Tra meno di due mesi, le principali agenzie di rating (Moody’s, Standard & Poor, Finch, Dbrs, e Scope ratings, per non citare che le maggiori) formuleranno il loro giudizio sull’andamento dell’economia italiana. Il giudizio verrà influenzato dall’evoluzione politica (delibera sul Documento di Economia e Finanza, preparazione e varo della legge di bilancio, finalizzazione della legge elettorale, aggregazione e compattamenti tra soggetti politici).
Ci sono, però, rischi non solamente politici. In primo luogo, occorre chiedersi sino a quando alcune categorie di titoli di Stato italiani potranno restare negativi, alleggerendo il peso del debito pubblico e stimolando l’economia). Ne sono in circolazione 115 miliardi, un terzo del totale dell’eurozona. Le banche, che ne sono i principali detentori, sono anche i soggetti più a rischio; ma per loro sbarazzarsene per prendere titoli più redditizi (senza aumentarne la rischiosità) non è un’impresa facile. Lo stanno già facendo le famiglie italiane, ma a poco a poco e senza farsi notare (se non nei bollettini della Banca d’Italia, solitamente letti unicamente da specialisti). Sino a quando, però, si potrà contare su tassi negativi o rasoterra? In America è in atto da circa un semestre una politica di leggero ma costante rialzo dei tassi. In Europa, in particolare dopo le elezioni tedesche, il tapering off (ossia lo smantellamento) del Quantitative Easing (Q.E) sembra già iniziato. Con le conseguenze sui tassi d’interesse che si possono prevedere.
Ciò non potrà non avere implicazioni sul debito pubblico. Dubito che la strada del rientro graduale a piccolissimi tassi potrò essere perseguita se i tassi aumentano. La quasi impercettibile riduzione del rapporto debito/Pil segnata nei preconsuntivi 2017 è in gran parte il risultato di 115 miliardi di euro dormienti, che perdono leggermente in valore ogni settimana. Un aumento dei tassi causerebbe loro (e soprattutto i loro detentori) un risveglio con impatti significativi sullo stock di debito pubblico.
C’è poi un terzo elemento sul quale la politica ha poca influenza e la politica italiana non ne ha alcuna: i cambi. Lo sottolineano nell’ultimo fascicolo del periodico Economic Modelling (Vol 66, pp. 112-120), tre economisti greci, Dimitris Kenourgois, Dimitrios I. Dimitriu, Theodore Simon, nel saggio “Financial Crises, Exchange Rate Linkage and Uncovered Interest Rate Parity. Evidence from G7” (Crisi finanziarie, nessi tra i cambi e parità di tassi di cambio allo scoperto. Il caso del G7). I greci di cambi se ne intendono da millenni.

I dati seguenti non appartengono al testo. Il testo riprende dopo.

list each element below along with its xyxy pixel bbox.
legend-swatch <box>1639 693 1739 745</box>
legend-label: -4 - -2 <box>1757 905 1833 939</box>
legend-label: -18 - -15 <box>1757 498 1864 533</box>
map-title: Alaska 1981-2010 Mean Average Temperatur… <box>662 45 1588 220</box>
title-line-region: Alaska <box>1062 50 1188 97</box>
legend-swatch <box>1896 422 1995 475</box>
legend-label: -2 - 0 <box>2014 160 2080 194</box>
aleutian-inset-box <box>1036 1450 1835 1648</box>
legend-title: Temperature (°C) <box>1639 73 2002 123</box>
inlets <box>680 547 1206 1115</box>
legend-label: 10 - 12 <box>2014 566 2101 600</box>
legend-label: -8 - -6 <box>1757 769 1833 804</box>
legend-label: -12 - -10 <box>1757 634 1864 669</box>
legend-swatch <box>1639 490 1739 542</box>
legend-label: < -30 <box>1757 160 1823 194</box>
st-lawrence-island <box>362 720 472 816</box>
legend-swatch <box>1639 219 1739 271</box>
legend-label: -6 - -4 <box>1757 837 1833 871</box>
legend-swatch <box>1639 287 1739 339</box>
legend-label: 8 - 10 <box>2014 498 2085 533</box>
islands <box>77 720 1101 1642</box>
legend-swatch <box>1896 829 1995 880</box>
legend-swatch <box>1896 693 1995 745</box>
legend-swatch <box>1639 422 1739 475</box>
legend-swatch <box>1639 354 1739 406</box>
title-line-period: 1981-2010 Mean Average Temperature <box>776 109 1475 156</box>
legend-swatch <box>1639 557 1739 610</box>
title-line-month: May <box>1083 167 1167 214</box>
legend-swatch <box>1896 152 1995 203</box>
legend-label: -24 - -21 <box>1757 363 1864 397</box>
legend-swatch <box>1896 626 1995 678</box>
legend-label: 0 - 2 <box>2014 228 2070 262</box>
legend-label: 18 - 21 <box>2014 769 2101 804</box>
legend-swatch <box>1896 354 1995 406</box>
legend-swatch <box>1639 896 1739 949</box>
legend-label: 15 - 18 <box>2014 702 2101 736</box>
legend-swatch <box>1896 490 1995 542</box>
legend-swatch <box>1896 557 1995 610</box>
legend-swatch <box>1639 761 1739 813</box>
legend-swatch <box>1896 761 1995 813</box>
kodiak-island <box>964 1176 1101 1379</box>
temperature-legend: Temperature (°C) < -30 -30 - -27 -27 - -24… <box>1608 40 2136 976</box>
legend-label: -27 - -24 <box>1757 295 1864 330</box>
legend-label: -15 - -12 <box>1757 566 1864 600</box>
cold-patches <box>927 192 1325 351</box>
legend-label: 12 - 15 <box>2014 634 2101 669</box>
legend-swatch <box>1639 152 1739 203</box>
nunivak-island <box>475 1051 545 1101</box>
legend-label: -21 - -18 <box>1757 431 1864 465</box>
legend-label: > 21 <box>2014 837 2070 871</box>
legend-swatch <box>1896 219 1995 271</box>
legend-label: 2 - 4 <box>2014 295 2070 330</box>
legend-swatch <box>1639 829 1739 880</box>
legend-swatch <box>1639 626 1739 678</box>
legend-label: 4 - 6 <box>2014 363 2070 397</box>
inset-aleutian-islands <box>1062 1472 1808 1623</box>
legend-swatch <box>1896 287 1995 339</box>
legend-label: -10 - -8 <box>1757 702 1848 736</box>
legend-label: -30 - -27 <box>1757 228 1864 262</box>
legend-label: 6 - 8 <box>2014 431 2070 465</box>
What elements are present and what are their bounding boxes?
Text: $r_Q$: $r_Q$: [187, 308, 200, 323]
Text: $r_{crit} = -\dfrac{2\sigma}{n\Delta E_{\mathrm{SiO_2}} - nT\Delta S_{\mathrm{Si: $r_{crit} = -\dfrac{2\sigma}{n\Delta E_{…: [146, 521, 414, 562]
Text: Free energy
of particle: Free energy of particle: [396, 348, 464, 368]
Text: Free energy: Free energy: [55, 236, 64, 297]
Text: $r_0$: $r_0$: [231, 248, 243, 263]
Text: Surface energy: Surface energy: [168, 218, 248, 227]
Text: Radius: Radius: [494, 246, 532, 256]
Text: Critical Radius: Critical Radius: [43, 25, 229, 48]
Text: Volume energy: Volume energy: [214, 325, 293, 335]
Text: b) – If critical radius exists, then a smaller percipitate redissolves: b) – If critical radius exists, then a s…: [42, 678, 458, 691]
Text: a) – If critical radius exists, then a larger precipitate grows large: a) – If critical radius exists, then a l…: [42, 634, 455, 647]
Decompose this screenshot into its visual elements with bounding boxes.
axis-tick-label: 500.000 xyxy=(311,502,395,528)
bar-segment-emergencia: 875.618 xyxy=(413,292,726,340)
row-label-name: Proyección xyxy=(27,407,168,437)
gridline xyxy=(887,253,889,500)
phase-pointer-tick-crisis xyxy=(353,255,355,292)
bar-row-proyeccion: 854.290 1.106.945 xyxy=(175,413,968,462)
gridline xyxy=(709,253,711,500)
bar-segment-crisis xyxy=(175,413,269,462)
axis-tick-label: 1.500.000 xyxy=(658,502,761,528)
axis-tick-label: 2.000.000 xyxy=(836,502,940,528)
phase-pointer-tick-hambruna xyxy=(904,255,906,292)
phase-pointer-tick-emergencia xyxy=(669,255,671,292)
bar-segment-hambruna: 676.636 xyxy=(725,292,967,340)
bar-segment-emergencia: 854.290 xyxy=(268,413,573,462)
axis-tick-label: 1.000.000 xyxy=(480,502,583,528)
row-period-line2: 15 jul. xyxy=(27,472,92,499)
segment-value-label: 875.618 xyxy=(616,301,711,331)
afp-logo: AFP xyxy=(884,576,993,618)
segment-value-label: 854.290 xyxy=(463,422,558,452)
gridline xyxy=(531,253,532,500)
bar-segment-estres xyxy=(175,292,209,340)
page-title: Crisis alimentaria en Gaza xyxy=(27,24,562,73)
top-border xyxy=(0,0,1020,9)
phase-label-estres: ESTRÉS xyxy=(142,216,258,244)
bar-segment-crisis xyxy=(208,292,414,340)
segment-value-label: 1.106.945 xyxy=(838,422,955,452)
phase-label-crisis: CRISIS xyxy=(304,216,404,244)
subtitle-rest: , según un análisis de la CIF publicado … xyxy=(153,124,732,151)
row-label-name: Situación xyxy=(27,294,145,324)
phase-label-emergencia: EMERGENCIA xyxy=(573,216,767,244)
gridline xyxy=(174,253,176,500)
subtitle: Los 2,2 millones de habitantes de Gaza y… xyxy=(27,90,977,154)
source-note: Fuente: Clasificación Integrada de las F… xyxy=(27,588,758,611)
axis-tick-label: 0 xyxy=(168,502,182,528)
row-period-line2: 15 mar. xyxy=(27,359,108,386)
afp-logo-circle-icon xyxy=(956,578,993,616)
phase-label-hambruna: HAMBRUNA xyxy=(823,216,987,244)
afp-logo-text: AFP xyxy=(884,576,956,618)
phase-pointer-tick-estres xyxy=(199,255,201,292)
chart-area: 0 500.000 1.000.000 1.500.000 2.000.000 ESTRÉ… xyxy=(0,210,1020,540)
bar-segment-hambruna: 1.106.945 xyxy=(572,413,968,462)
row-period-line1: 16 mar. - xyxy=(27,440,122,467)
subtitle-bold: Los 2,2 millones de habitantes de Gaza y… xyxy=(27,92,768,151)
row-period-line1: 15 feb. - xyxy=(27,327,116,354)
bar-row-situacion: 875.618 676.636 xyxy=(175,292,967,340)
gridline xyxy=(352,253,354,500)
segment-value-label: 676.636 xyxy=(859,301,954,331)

È un saggio breve ma molto tecnico che esamina il nesso tra i cambi delle maggiori monete durante la crisi finanziaria internazionale e quella del debito sovrano nell’eurozona. La conclusione è che il dollaro canadese e la sterlina britannica sono state influenzate solo dal dollaro USA grazie alla loro stretta integrazione. Lo yen è stato l’unico ‘porto di rifugio’, le fluttuazioni dell’euro, invece, sono state contenute specialmente a ragione degli interventi della Bce e del sistema europeo di banche centrali. Ove ciò cessasse potrebbe iniziare “un periodo turbolento e politiche monetaria non cooperative”. Con ramificazioni forti sui tassi d’interesse.